Eğer böyle bir çıkmazın içindeyseniz ve bunu farkediyorsunuz aslında çözüm için gerekli ilk şartı sağlamış oluyorsunuz. En önemli şart bu durumun farkında olabilmek. Sonrasından, bakış açımızı birden değiştirmek tabiiki de mümkün değil. Adım adım, fazla fazla yaptığımız davranışları, gereksiz fedakarlıkları azaltmamız lazım. Yazının başında da bahsettiğim gibi fedakarlık çok önemli. Olmaması büyük bir sıkıntı iken çok fazla olması da kişisel olarak sıkıntılara sebep oluyor. Bu sebeple burada bir dengeyi kurmak ruh sağlığımız ve yaşamdan aldığımız doyum adına önemli.

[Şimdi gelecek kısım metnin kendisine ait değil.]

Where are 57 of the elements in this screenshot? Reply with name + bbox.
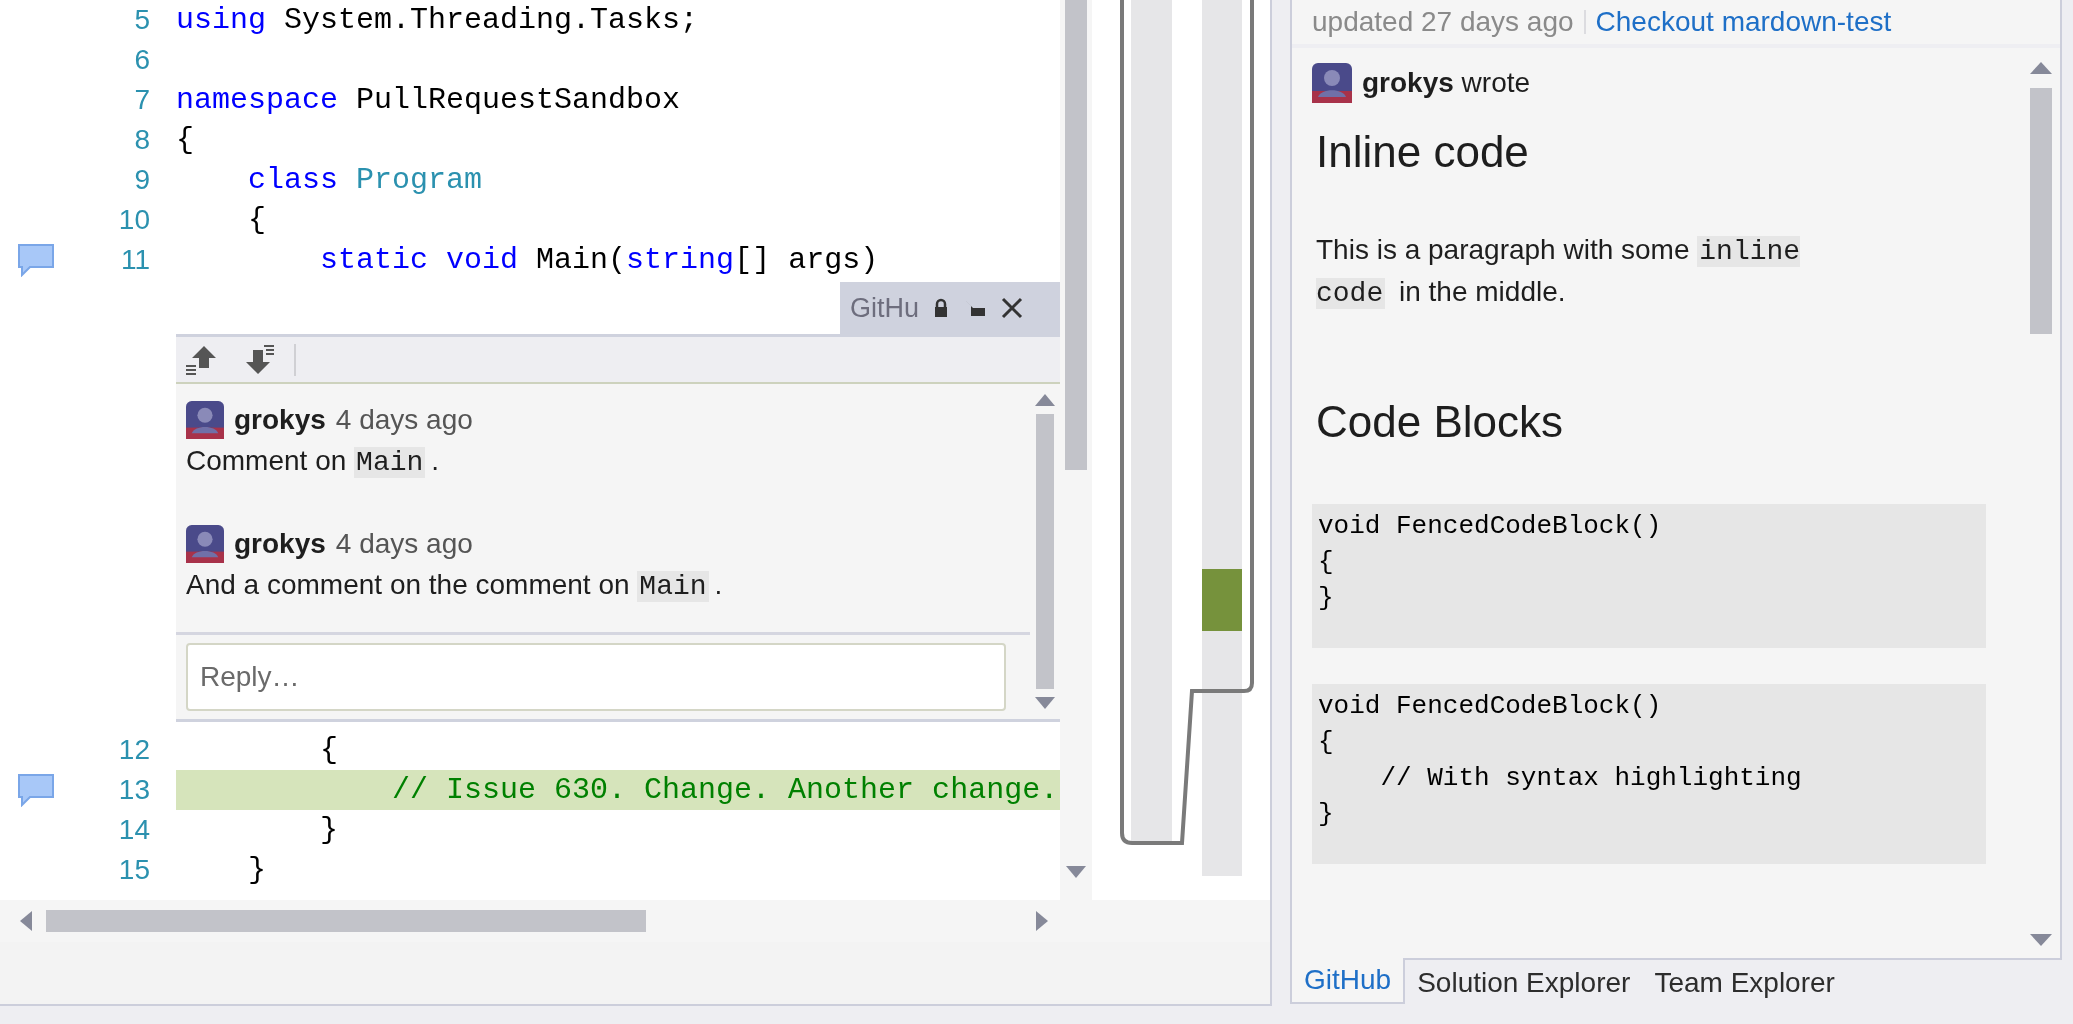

Aşırı fedakarlık davranışlarımızı tespit ettikten sonra, bunların en önemsizinden başlayarak en önemlisine doğru yavaş yavaş ortadan kaldırmamız gerekli. Ayrıca bu yapıdaki kişilerin birçok durumda hayır diyemediklerini de gözlemliyorum. Hayır kelimesini de hayatımıza dahil etmeliyiz.

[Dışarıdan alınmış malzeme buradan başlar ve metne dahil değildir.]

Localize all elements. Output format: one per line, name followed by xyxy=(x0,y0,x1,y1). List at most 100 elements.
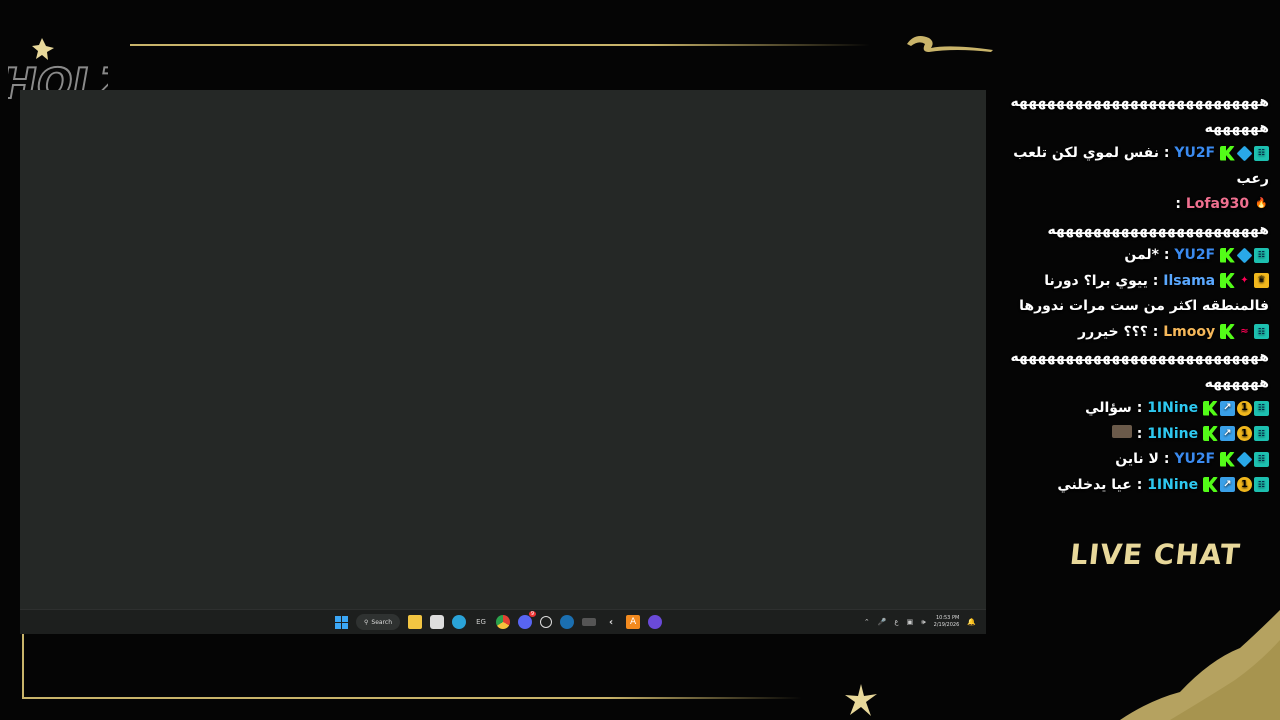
taskbar-apps: ⚲ Search EG 9 ‹ A xyxy=(334,611,663,631)
chat-message-text: هههههههههههههههههههههههه xyxy=(1047,221,1269,238)
chat-message: ↗ 1 ☷ 1INine : عيا يدخلني xyxy=(993,473,1269,499)
microphone-icon[interactable]: 🎤 xyxy=(878,618,887,626)
user-badges: ≈ ☷ xyxy=(1220,324,1269,339)
cube-badge-icon xyxy=(1236,145,1253,161)
one-badge-icon: 1 xyxy=(1237,400,1252,416)
taskbar-search-button[interactable]: ⚲ Search xyxy=(356,614,401,630)
bell-icon[interactable]: 🔔 xyxy=(967,618,976,626)
obs-icon[interactable] xyxy=(540,616,553,628)
kick-app-icon[interactable]: ‹ xyxy=(604,615,618,629)
chat-username[interactable]: Ilsama xyxy=(1158,273,1220,289)
sub-badge-icon: ☷ xyxy=(1254,145,1269,161)
one-badge-icon: 1 xyxy=(1237,426,1252,441)
sub-badge-icon: ☷ xyxy=(1254,400,1269,416)
taskbar: ⚲ Search EG 9 ‹ A ⌃ 🎤 ع ▣ 🕪 10:53 PM 2/1… xyxy=(20,609,986,634)
chat-message: ↗ 1 ☷ 1INine : سؤالي xyxy=(993,396,1269,422)
chat-message-text: *لمن xyxy=(1124,247,1159,263)
chat-message: ☷ YU2F : *لمن xyxy=(993,243,1269,269)
system-tray: ⌃ 🎤 ع ▣ 🕪 10:53 PM 2/19/2026 🔔 xyxy=(864,613,976,631)
chat-username[interactable]: 1INine xyxy=(1142,400,1203,416)
brush-stroke-decoration xyxy=(907,36,993,52)
kick-badge-icon xyxy=(1220,247,1235,263)
chat-username[interactable]: Lmooy xyxy=(1158,324,1220,340)
kick-badge-icon xyxy=(1220,451,1235,467)
chat-separator: : xyxy=(1131,400,1143,416)
clock-date: 2/19/2026 xyxy=(933,622,960,628)
chrome-icon[interactable] xyxy=(496,615,511,629)
chat-message-text: هههههههههههههههههههههههههههه ههههههه xyxy=(1010,94,1270,136)
sub-badge-icon: ☷ xyxy=(1254,451,1269,467)
search-label: Search xyxy=(371,618,393,626)
purple-app-icon[interactable] xyxy=(648,615,663,629)
chat-message: هههههههههههههههههههههههههههه ههههههه xyxy=(993,345,1270,396)
language-indicator[interactable]: ع xyxy=(894,618,898,626)
chat-separator: : xyxy=(1158,145,1170,161)
display-icon[interactable]: ▣ xyxy=(907,618,914,626)
crown-badge-icon: ♛ xyxy=(1254,273,1269,288)
sub-badge-icon: ☷ xyxy=(1254,324,1269,339)
sub-badge-icon: ☷ xyxy=(1254,477,1269,492)
chat-separator: : xyxy=(1158,247,1170,263)
notification-badge: 9 xyxy=(528,611,537,617)
chat-separator: : xyxy=(1147,323,1159,340)
kick-badge-icon xyxy=(1220,145,1235,161)
user-badges: 🔥 xyxy=(1254,197,1269,212)
keyboard-app-icon[interactable] xyxy=(582,618,597,626)
orange-app-icon[interactable]: A xyxy=(626,615,641,629)
chat-separator: : xyxy=(1158,451,1170,467)
chat-message-text: عيا يدخلني xyxy=(1057,476,1132,493)
chat-message: ✦ ♛ Ilsama : ييوي برا؟ دورنا فالمنطقه اكث… xyxy=(993,269,1269,320)
star-icon xyxy=(845,684,877,716)
windows-start-icon[interactable] xyxy=(334,615,348,629)
screen-capture: ⚲ Search EG 9 ‹ A ⌃ 🎤 ع ▣ 🕪 10:53 PM 2/1… xyxy=(20,90,986,634)
arrow-badge-icon: ↗ xyxy=(1220,426,1235,441)
chevron-up-icon[interactable]: ⌃ xyxy=(864,618,870,626)
clock[interactable]: 10:53 PM 2/19/2026 xyxy=(934,615,960,629)
chat-username[interactable]: YU2F xyxy=(1169,145,1220,161)
top-divider-line xyxy=(130,44,870,46)
kick-badge-icon xyxy=(1203,477,1218,492)
chat-message-text: ؟؟؟ خيررر xyxy=(1078,323,1148,340)
chat-message: ☷ YU2F : لا ناين xyxy=(993,447,1269,473)
chat-message: ≈ ☷ Lmooy : ؟؟؟ خيررر xyxy=(993,320,1269,346)
chat-username[interactable]: YU2F xyxy=(1169,451,1220,467)
fire-badge-icon: 🔥 xyxy=(1255,198,1268,210)
chat-message-text: هههههههههههههههههههههههههههه ههههههه xyxy=(1010,349,1270,391)
chat-separator: : xyxy=(1131,476,1143,493)
chat-message: ↗ 1 ☷ 1INine : xyxy=(993,422,1269,448)
chat-message-text: لا ناين xyxy=(1115,451,1159,467)
kick-badge-icon xyxy=(1203,400,1218,416)
cube-badge-icon xyxy=(1236,247,1253,263)
user-badges: ☷ xyxy=(1220,451,1269,467)
chat-separator: : xyxy=(1131,425,1143,442)
clock-time: 10:53 PM xyxy=(935,615,960,621)
arrow-badge-icon: ↗ xyxy=(1220,400,1235,416)
wave-badge-icon: ≈ xyxy=(1240,325,1249,337)
steam-icon[interactable] xyxy=(560,615,575,629)
user-badges: ↗ 1 ☷ xyxy=(1203,426,1269,441)
user-badges: ☷ xyxy=(1220,247,1269,263)
chat-message: هههههههههههههههههههههههههههه ههههههه xyxy=(993,90,1270,141)
discord-icon[interactable]: 9 xyxy=(518,611,537,629)
user-badges: ✦ ♛ xyxy=(1220,273,1269,288)
chat-username[interactable]: 1INine xyxy=(1142,477,1203,493)
sparkle-badge-icon: ✦ xyxy=(1240,274,1249,286)
kick-badge-icon xyxy=(1203,426,1218,441)
chat-username[interactable]: 1INine xyxy=(1142,426,1203,442)
volume-icon[interactable]: 🕪 xyxy=(921,618,925,627)
sub-badge-icon: ☷ xyxy=(1254,426,1269,441)
chat-username[interactable]: YU2F xyxy=(1169,247,1220,263)
chat-message-text: سؤالي xyxy=(1085,400,1132,416)
arrow-badge-icon: ↗ xyxy=(1220,477,1235,492)
live-chat-title: LIVE CHAT xyxy=(1068,538,1243,571)
chat-username[interactable]: Lofa930 xyxy=(1181,196,1254,212)
chat-message: ☷ YU2F : نفس لموي لكن تلعب رعب xyxy=(993,141,1269,192)
kick-badge-icon xyxy=(1220,273,1235,288)
file-explorer-icon[interactable] xyxy=(408,615,423,629)
user-badges: ☷ xyxy=(1220,145,1269,161)
emote-icon xyxy=(1111,424,1132,438)
kick-badge-icon xyxy=(1220,324,1235,339)
edge-icon[interactable] xyxy=(452,615,467,629)
epic-games-icon[interactable]: EG xyxy=(474,615,488,629)
store-icon[interactable] xyxy=(430,615,445,629)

Aşırı fedakarlığınıza alışmış birçok kimse bu değişiklikleri hoş karşılamayacak hatta tepki bile göstereceklerdir. Zorlanacağınız kesin, ama istikrar önemli. Bunlar yüzeydeki değişimlerden birkaçı sadece. Derinlerdeki sevgi eksikliğimizin de farkına varmalıyız. Orası tam dolmadıkça çözümler geçici olabilir

ALINTI
 

Ori

Kayıtlı Üye
Katılım
18 Ocak 2010
Mesajlar
3,256
Tepkime puanı
3,157
Bana kalırsa çok kötü bir sorun. İnsanların duygusal anlamda vahşi sayılabileceği bu devirde, bu sıkıntı insanı ölüme bile sürükler.
 

blcknghtmr

Kayıtlı Üye
Katılım
12 Ağu 2011
Mesajlar
944
Tepkime puanı
91
Konum
uzay
Kesinlikle ciddi bir sorun. İlk taşı kim attı bilmiyorum ama, kalpsiz ve soğuk insanlar oluyoruz. Birilerinin kırdığı da gelip bizi kırıyor. İnsanlar ne kadar karşılık beklemeden bir şeyleri yaptığını sansa da hiçbir şey karşılıksız değildir düşüncesindeyim. Ailemizi sevmemiz bile kendimizi iyi hissetmemizden kaynaklı. Fedakarlık konusunda da bende artık pek görülemez bir şey. Nerede eskiden cebindeki son parayı sokaktaki yaşlı ayakkabısız dedede veren benle nerede her iyilikte bunun bana ne faydası olur diye düşünen ben.